"Votar" is een werkwoord in de infinitiefvorm.
De fonetische transcriptie van "votar" met behulp van het Internationaal Fonetisch Alfabet (IPA) is /bo̞ˈtaɾ/.
De vertaling van "votar" in het Nederlands is "stemmen".
"Votar" verwijst naar het proces van stemmen, meestal in de context van verkiezingen of referenda. Het woord wordt vaak gebruikt in zowel gesproken als geschreven Spaans, afhankelijk van de context. Het is een veelvoorkomend woord in het politieke domein en kan worden aangetroffen in nieuwsberichten, politiek en burgersamenlevingsdiscussies.
Es importante votar en las elecciones.
(Het is belangrijk om te stemmen in de verkiezingen.)
Los ciudadanos tienen el derecho de votar.
(Burgers hebben het recht om te stemmen.)

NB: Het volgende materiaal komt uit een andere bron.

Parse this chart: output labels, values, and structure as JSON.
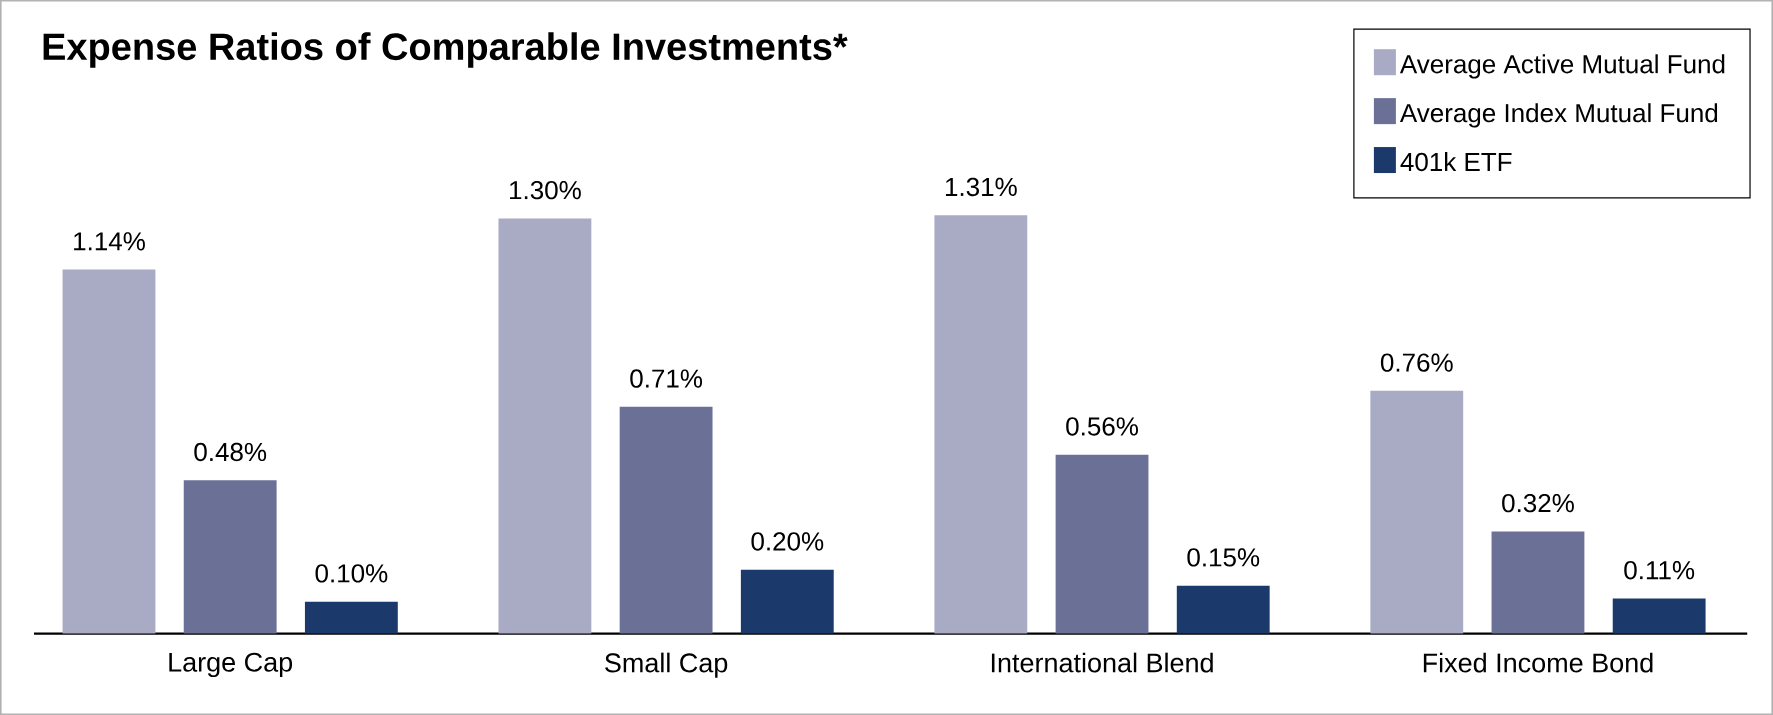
{
  "chart_data": {
    "type": "bar",
    "title": "Expense Ratios of Comparable Investments*",
    "categories": [
      "Large Cap",
      "Small Cap",
      "International Blend",
      "Fixed Income Bond"
    ],
    "series": [
      {
        "name": "Average Active Mutual Fund",
        "color": "#a9aac4",
        "values": [
          1.14,
          1.3,
          1.31,
          0.76
        ],
        "value_labels": [
          "1.14%",
          "1.30%",
          "1.31%",
          "0.76%"
        ]
      },
      {
        "name": "Average Index Mutual Fund",
        "color": "#6b7096",
        "values": [
          0.48,
          0.71,
          0.56,
          0.32
        ],
        "value_labels": [
          "0.48%",
          "0.71%",
          "0.56%",
          "0.32%"
        ]
      },
      {
        "name": "401k ETF",
        "color": "#1b3a6b",
        "values": [
          0.1,
          0.2,
          0.15,
          0.11
        ],
        "value_labels": [
          "0.10%",
          "0.20%",
          "0.15%",
          "0.11%"
        ]
      }
    ],
    "legend": "top right"
  }
}
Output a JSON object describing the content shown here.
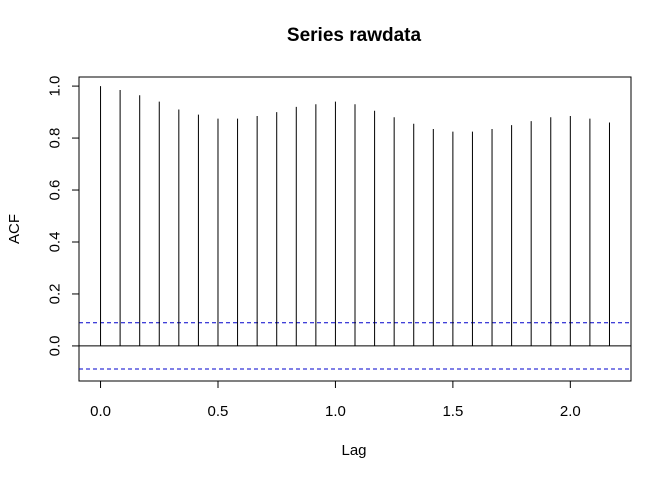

Er zijn verschillende idiomatische uitdrukkingen in het Spaans waarin "votar" voorkomt:
Ejemplo: Cuando la comida no estaba buena, decidí votar con los pies y salir del restaurante.
(Toen het eten niet goed was, besloot ik te stemmen met mijn voeten en het restaurant te verlaten.)
Votar a ciegas.
Deze uitdrukking betekent "blind stemmen" en verwijst naar het stemmen zonder voldoende informatie.
Ejemplo: No sería correcto votar a ciegas en las elecciones.
(Het zou niet juist zijn om blind te stemmen in de verkiezingen.)
Votar por el mal menor.
Dit betekent "stemmen voor het minste kwaad" en verwijst naar de keuze voor de beste van twee slechte opties.
Het woord "votar" komt van het Latijnse "votare", wat "een wens doen" of "een stem uitbrengen" betekent. Het is verwant aan woorden zoals "voto" (stem), wat de verbinding met het stemproces benadrukt.
Synoniemen: - Elegir (kiezen) - sufragar (stemmen, financieren)
Antoniemen: - Abstenerse (zich onthouden) - Rechazar (weigeren)
Het gebruik van "votar" in verschillende contexten benadrukt de politieke en burgerlijke verantwoordelijkheden van individuen binnen een samenleving. Het wordt vaak geassocieerd met democratische processen en burgerparticipatie.